„Wie fühlt es sich an, am Leben zu sein, Hamburg?“ Danke, gut, James Hetfield! Bei Metallica im HSV-Stadion gab‘s ordentlich auf die Ohren.

Hamburg-Altona. "Welcome Home", Metallica! Die Schatten rund um die Imtech-Arena, sie sind noch etwas dunkler als sonst an diesem noch sonnigen Mittwochnachmittag. Trotz zunehmender Bewölkung: In schwarzen Metal-Bandshirts und mehr oder minder sorgfältig benähten Kutten schwitzt man nun einmal mehr als in "normalen" Klamotten.

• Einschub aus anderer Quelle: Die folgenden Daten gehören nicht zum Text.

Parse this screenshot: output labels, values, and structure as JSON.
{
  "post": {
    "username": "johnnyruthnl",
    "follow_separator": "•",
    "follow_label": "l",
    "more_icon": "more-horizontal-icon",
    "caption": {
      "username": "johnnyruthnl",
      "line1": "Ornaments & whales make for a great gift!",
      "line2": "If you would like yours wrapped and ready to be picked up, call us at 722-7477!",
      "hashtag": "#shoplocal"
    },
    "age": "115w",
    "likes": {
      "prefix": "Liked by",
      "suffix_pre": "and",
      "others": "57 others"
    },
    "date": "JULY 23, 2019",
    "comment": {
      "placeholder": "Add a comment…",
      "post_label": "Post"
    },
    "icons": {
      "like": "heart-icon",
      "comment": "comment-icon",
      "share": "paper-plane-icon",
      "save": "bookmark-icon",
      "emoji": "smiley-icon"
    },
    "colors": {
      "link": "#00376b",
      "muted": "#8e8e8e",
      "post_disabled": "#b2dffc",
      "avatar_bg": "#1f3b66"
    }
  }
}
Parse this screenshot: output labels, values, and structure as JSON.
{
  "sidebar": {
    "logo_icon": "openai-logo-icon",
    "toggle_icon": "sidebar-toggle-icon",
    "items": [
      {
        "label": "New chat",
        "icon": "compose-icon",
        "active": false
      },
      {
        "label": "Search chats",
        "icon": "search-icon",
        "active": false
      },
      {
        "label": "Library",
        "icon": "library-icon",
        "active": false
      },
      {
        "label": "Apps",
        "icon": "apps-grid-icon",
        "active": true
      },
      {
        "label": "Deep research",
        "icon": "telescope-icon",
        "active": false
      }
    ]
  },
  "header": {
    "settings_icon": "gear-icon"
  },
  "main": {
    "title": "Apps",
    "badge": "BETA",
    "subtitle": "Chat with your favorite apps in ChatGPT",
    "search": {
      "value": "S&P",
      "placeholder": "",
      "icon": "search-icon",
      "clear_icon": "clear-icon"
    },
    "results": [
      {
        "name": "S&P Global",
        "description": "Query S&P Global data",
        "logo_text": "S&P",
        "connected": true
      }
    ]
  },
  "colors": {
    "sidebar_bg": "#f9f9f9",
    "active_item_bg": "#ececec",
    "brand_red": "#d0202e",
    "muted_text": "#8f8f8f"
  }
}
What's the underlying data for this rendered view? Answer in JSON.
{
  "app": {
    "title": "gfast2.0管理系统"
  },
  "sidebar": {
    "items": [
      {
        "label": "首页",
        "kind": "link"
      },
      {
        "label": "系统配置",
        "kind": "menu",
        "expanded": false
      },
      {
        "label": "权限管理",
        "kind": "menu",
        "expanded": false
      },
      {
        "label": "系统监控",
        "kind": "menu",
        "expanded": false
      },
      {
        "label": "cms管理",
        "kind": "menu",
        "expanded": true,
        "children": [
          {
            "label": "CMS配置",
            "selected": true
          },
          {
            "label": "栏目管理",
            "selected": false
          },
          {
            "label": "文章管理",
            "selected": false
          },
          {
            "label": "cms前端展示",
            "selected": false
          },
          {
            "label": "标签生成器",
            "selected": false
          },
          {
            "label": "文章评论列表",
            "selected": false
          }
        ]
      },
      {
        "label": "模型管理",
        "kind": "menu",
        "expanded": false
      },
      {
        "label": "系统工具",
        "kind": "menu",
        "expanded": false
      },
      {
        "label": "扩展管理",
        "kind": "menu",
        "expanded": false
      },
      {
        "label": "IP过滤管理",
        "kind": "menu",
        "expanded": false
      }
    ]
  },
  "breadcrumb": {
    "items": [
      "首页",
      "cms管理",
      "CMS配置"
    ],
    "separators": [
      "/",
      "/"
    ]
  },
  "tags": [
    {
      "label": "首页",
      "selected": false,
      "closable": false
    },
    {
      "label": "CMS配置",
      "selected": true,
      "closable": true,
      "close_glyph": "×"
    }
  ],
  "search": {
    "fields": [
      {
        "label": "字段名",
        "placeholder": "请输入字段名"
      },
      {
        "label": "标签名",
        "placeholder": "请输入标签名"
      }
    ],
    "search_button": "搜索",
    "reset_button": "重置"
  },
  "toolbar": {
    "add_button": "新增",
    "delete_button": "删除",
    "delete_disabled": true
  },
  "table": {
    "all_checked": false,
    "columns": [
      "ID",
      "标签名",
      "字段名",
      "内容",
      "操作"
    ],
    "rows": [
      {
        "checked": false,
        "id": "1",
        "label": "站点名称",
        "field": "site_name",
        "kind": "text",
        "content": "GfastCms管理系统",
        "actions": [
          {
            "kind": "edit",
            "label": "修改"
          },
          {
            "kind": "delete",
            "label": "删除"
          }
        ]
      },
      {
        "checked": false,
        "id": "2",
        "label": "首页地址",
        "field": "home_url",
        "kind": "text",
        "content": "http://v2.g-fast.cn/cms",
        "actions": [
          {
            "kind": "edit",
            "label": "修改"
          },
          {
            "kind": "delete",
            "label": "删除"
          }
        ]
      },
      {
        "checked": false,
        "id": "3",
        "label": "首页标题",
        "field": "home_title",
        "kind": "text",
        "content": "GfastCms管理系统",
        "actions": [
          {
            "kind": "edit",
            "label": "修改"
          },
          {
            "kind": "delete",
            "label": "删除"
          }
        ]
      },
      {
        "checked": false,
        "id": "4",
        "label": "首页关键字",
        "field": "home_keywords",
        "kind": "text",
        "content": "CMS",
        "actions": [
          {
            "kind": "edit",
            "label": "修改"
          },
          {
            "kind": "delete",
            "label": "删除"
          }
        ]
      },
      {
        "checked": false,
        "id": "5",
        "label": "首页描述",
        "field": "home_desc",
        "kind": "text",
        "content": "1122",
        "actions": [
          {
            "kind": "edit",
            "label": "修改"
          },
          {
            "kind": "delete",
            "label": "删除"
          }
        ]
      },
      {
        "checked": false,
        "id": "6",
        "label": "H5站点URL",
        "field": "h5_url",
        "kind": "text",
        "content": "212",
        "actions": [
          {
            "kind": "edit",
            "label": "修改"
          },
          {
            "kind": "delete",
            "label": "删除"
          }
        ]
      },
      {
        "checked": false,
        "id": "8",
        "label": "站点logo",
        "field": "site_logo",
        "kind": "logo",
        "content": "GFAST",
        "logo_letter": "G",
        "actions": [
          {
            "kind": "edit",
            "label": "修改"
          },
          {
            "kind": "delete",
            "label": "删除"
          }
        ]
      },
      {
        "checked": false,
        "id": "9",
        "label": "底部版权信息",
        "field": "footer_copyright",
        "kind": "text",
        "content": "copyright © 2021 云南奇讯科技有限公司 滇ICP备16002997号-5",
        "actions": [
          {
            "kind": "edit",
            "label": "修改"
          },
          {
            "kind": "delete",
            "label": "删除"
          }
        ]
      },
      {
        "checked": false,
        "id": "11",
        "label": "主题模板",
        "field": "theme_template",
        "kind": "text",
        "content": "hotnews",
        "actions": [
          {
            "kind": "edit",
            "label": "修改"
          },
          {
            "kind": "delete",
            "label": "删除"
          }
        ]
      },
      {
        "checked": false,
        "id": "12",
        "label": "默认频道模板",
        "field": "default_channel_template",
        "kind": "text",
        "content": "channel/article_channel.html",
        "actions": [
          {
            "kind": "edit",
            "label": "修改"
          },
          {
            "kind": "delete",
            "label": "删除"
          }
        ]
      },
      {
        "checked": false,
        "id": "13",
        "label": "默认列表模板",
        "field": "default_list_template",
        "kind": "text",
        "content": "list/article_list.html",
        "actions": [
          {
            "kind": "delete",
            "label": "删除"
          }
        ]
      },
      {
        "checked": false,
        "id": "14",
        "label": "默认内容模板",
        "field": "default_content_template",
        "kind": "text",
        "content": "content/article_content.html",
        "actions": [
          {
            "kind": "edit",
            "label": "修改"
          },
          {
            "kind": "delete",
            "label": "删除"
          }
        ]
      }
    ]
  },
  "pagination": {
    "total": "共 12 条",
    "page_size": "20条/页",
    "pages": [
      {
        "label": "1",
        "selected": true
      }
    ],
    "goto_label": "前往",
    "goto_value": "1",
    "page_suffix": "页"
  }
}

Wobei, wenn Normalität durch Mehrheit bestimmt wird, ist heute schwarz und martialisch die Norm. Für die Masse Mensch, die in Richtung Stadion zum ausverkauften Metallica-Konzert pilgert, ohnehin. Die leicht verdattert dreinschauenden Pendler in der S-Bahn, sie werden einfach eingemeindet. Oder, wie es James Hetfield einige Stunden später zur Begrüßung formuliert: "Wie fühlt es sich an, am Leben zu sein, Hamburg?"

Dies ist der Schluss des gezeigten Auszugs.